La dégradation est inférieure à 5 % sur toutes les cibles physiques critiques. La tête MLP (~1,5 M paramètres) capture les corrélations inter-cibles, $E_{S_1}$ > $E_{T_1}$ est respecté pour 100 % des prédictions, sans réentraîner les encodeurs.


V. Généralisation aux photocatalyseurs : limitations et domain shift

Les performances sur QCDGE et OxPot masquent un problème fondamental : ces datasets ne contiennent pas de photocatalyseurs réels. QCDGE couvre des molécules à 10 atomes lourds au maximum ; OxPot est dominé par des structures aliphatiques simples. Un photocatalyseur organique typique (acridinium, éosine Y, thioxanthone, rhodamine …) compte 20 à 50 atomes lourds avec des systèmes π étendus fusionnés.

27 photocatalyseurs issus des travaux de Nicewicz et Tlili (acridiniums, pyryliums, xanthones, rhodamines, phénothiazines…) ont été testés avec leurs valeurs expérimentales de référence.

Propriété MAE obtenu Critère Molécules dans le critère
$E_{S_1}$ 868 meV < 300 meV 3 / 20
$E_{T_1}$ 708 meV < 300 meV 6 / 22
$E_{ox}$ 547 mV < 300 mV 4 / 10

Ce résultat bloque la suite du pipeline : les calculs DFT sur les photocatalyseurs cibles ne seront pas lancés avant que le problème de domain shift soit résolu. Deux axes sont en cours d’exploration : le remplacement de l’encodeur de base par MACE_polar-1 (pré-entraîné sur des molécules polaires de taille variable), et un curriculum de pré-entraînement sur 17 000 chromophores organiques expérimentaux (λ_abs, λ_em, ϕ_f) pour adapter le backbone aux grands systèmes aromatiques avant de retourner aux données TD-DFT.
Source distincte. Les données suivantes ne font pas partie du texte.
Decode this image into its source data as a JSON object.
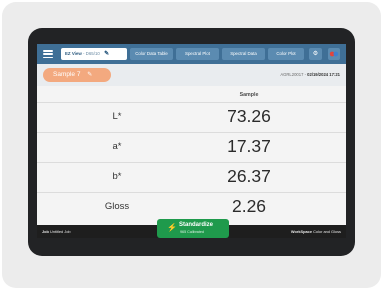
{
  "tabs": [
    {
      "label": "EZ View",
      "sublabel": "- D65/10"
    },
    {
      "label": "Color Data Table"
    },
    {
      "label": "Spectral Plot"
    },
    {
      "label": "Spectral Data"
    },
    {
      "label": "Color Plot"
    }
  ],
  "sample": {
    "name": "Sample 7",
    "serial": "AGRL20017",
    "datetime": "02/19/2024 17:21"
  },
  "table": {
    "column_header": "Sample",
    "rows": [
      {
        "label": "L*",
        "value": "73.26"
      },
      {
        "label": "a*",
        "value": "17.37"
      },
      {
        "label": "b*",
        "value": "26.37"
      },
      {
        "label": "Gloss",
        "value": "2.26"
      }
    ]
  },
  "bottom": {
    "job_label": "Job",
    "job_value": "Untitled Job",
    "workspace_label": "WorkSpace",
    "workspace_value": "Color and Gloss"
  },
  "standardize": {
    "label": "Standardize",
    "status": "965 Calibrated"
  },
  "icons": {
    "menu": "hamburger-menu-icon",
    "edit": "pencil-icon",
    "layout": "grid-settings-icon",
    "palette": "color-palette-icon",
    "standardize": "lightning-bolt-icon"
  },
  "colors": {
    "topbar": "#3f6f96",
    "sample_pill": "#f3a97f",
    "standardize": "#1f9a4c"
  }
}
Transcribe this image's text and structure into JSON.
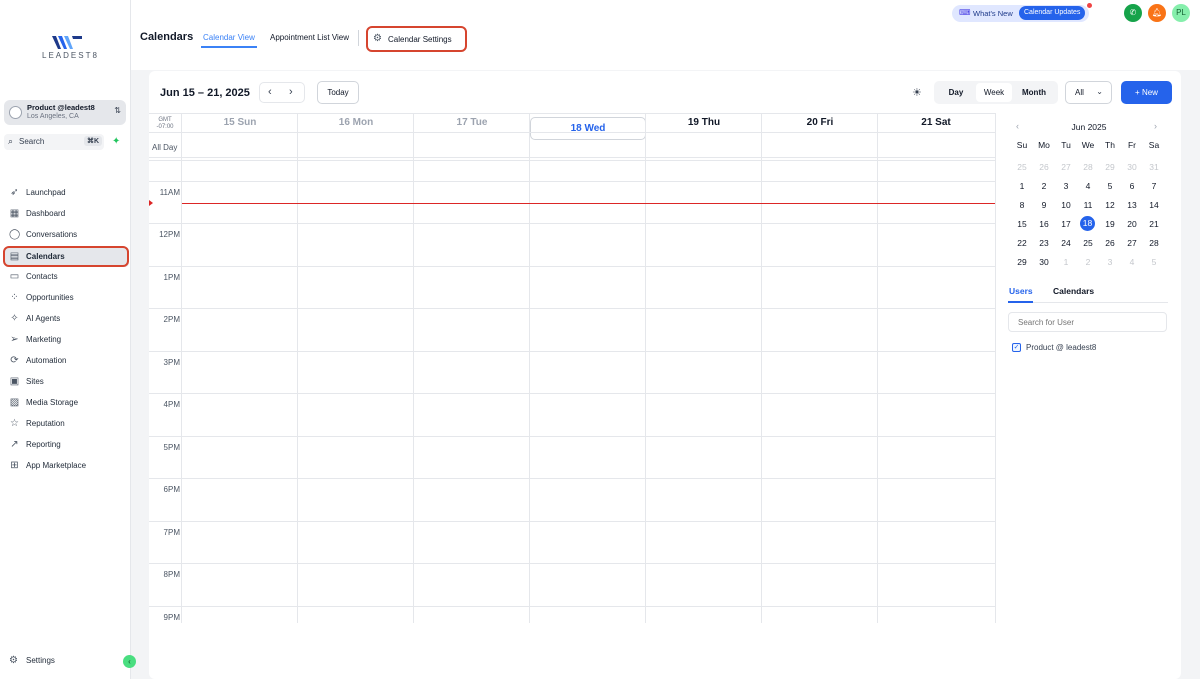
{
  "sidebar": {
    "logo_text": "LEADEST8",
    "account": {
      "name": "Product @leadest8",
      "location": "Los Angeles, CA"
    },
    "search": {
      "label": "Search",
      "shortcut": "⌘K"
    },
    "items": [
      {
        "label": "Launchpad",
        "icon": "rocket-icon"
      },
      {
        "label": "Dashboard",
        "icon": "grid-icon"
      },
      {
        "label": "Conversations",
        "icon": "chat-icon"
      },
      {
        "label": "Calendars",
        "icon": "calendar-icon"
      },
      {
        "label": "Contacts",
        "icon": "contacts-icon"
      },
      {
        "label": "Opportunities",
        "icon": "opportunities-icon"
      },
      {
        "label": "AI Agents",
        "icon": "sparkle-icon"
      },
      {
        "label": "Marketing",
        "icon": "send-icon"
      },
      {
        "label": "Automation",
        "icon": "automation-icon"
      },
      {
        "label": "Sites",
        "icon": "sites-icon"
      },
      {
        "label": "Media Storage",
        "icon": "image-icon"
      },
      {
        "label": "Reputation",
        "icon": "star-icon"
      },
      {
        "label": "Reporting",
        "icon": "trend-icon"
      },
      {
        "label": "App Marketplace",
        "icon": "apps-icon"
      }
    ],
    "settings_label": "Settings"
  },
  "header": {
    "title": "Calendars",
    "tabs": [
      {
        "label": "Calendar View",
        "active": true
      },
      {
        "label": "Appointment List View",
        "active": false
      }
    ],
    "settings_tab": "Calendar Settings",
    "whats_new": "What's New",
    "updates_badge": "Calendar Updates",
    "avatar_initials": "PL",
    "colors": {
      "accent": "#2563eb",
      "phone": "#16a34a",
      "bell": "#f97316",
      "avatar": "#86efac",
      "highlight": "#d6452f"
    }
  },
  "toolbar": {
    "date_range": "Jun 15 – 21, 2025",
    "prev": "‹",
    "next": "›",
    "today": "Today",
    "views": [
      "Day",
      "Week",
      "Month"
    ],
    "filter_value": "All",
    "new_label": "+ New"
  },
  "calendar": {
    "timezone": "GMT -07:00",
    "all_day_label": "All Day",
    "days": [
      {
        "label": "15 Sun",
        "state": "past"
      },
      {
        "label": "16 Mon",
        "state": "past"
      },
      {
        "label": "17 Tue",
        "state": "past"
      },
      {
        "label": "18 Wed",
        "state": "today"
      },
      {
        "label": "19 Thu",
        "state": "future"
      },
      {
        "label": "20 Fri",
        "state": "future"
      },
      {
        "label": "21 Sat",
        "state": "future"
      }
    ],
    "hours": [
      "11AM",
      "12PM",
      "1PM",
      "2PM",
      "3PM",
      "4PM",
      "5PM",
      "6PM",
      "7PM",
      "8PM",
      "9PM"
    ]
  },
  "mini_calendar": {
    "month": "Jun 2025",
    "weekdays": [
      "Su",
      "Mo",
      "Tu",
      "We",
      "Th",
      "Fr",
      "Sa"
    ],
    "weeks": [
      [
        "25",
        "26",
        "27",
        "28",
        "29",
        "30",
        "31"
      ],
      [
        "1",
        "2",
        "3",
        "4",
        "5",
        "6",
        "7"
      ],
      [
        "8",
        "9",
        "10",
        "11",
        "12",
        "13",
        "14"
      ],
      [
        "15",
        "16",
        "17",
        "18",
        "19",
        "20",
        "21"
      ],
      [
        "22",
        "23",
        "24",
        "25",
        "26",
        "27",
        "28"
      ],
      [
        "29",
        "30",
        "1",
        "2",
        "3",
        "4",
        "5"
      ]
    ],
    "selected": "18"
  },
  "users_panel": {
    "tabs": [
      "Users",
      "Calendars"
    ],
    "search_placeholder": "Search for User",
    "users": [
      {
        "label": "Product @ leadest8",
        "checked": true
      }
    ]
  }
}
VI. Limites structurelles et perspectives

Ces résultats, autant pour PhotoGNN que pour les modèles d’état de l’art sur QCDGE, sont à mettre en perspective avec la taille réelle des molécules photoactives étudiées en photochimie :

Molécule Formule Atomes lourds
QCDGE (maximum) ≤ 10
Azobenzène (photocommutateur) C₁₂H₁₀N₂ 14
Benzophénone (photosensibilisateur) C₁₃H₁₀O 14
Éosine Y (photocatalyseur) C₂₀H₆Br₄O₅ 30
Ir(ppy)₃ (OLED) C₃₃H₂₄IrN₃ 37

Une imbrication d’imprécisions. L’erreur du modèle (~40–50 meV par rapport aux labels DFT) s’ajoute à l’erreur intrinsèque de TD-ωB97X-D elle-même (200–400 meV par rapport aux valeurs expérimentales selon la molécule). La précision réelle est plafonnée par la méthode qui a généré les données : améliorer l’architecture au-delà d’un certain seuil n’a de sens que si les labels sont eux-mêmes plus précis (CASPT2, données expérimentales directes), ou si la distribution de test est couverte par la distribution d’entraînement.
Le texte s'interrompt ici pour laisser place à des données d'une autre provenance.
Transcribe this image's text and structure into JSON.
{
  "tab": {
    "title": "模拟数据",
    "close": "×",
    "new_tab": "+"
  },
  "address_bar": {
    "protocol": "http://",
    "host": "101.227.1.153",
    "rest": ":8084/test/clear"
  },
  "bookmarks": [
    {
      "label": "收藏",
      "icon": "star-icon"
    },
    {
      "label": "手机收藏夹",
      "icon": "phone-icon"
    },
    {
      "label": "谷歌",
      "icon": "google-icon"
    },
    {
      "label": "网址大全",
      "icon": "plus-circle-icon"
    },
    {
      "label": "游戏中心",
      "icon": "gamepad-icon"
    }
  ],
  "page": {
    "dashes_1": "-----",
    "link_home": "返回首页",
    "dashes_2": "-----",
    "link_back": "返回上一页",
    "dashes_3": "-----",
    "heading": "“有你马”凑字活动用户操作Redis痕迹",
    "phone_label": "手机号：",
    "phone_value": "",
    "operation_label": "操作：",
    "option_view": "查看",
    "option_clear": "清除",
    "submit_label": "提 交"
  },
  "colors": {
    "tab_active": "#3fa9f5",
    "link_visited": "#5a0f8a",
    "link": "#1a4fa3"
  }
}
L’architecture en Y, le curriculum de pré-entraînement, et le fine-tuning ciblé sur les photocatalyseurs réels constituent les trois leviers actifs pour repousser cette limite. La suite du pipeline, un LSTM pour la dynamique temporelle et un PINN pour les contraintes physiques (Beer-Lambert, Rehm-Weller, Stern-Volmer), ne pourra démarrer qu’une fois le domain shift résolu avec pour objectif final la conception d’un jumeau numérique de réacteur photochimique en flux continu.


VII. Stack technique

Outil Rôle
PyTorch Entraînement, différentiation automatique
PyTorch Geometric Couches GNN (GINEConv, GATConv, SAGEConv, GCNConv), pooling, radius_graph
MACE Encodeur atomistique pré-entraîné — embeddings per-atome gelés (3072D)
RDKit Parsing SMILES, construction des graphes moléculaires, 29 descripteurs globaux
Optuna Optimisation bayésienne des hyperparamètres (TPESampler, MedianPruner)
NumPy memmap Accès aux embeddings per-atome QCDGE (~101 Go) sans saturer la RAM
Matériel 2× RTX 5070 Ti (32 Go VRAM totale)

L’intégralité de l’optimisation et de l’entraînement a été réalisée sur infrastructure personnelle.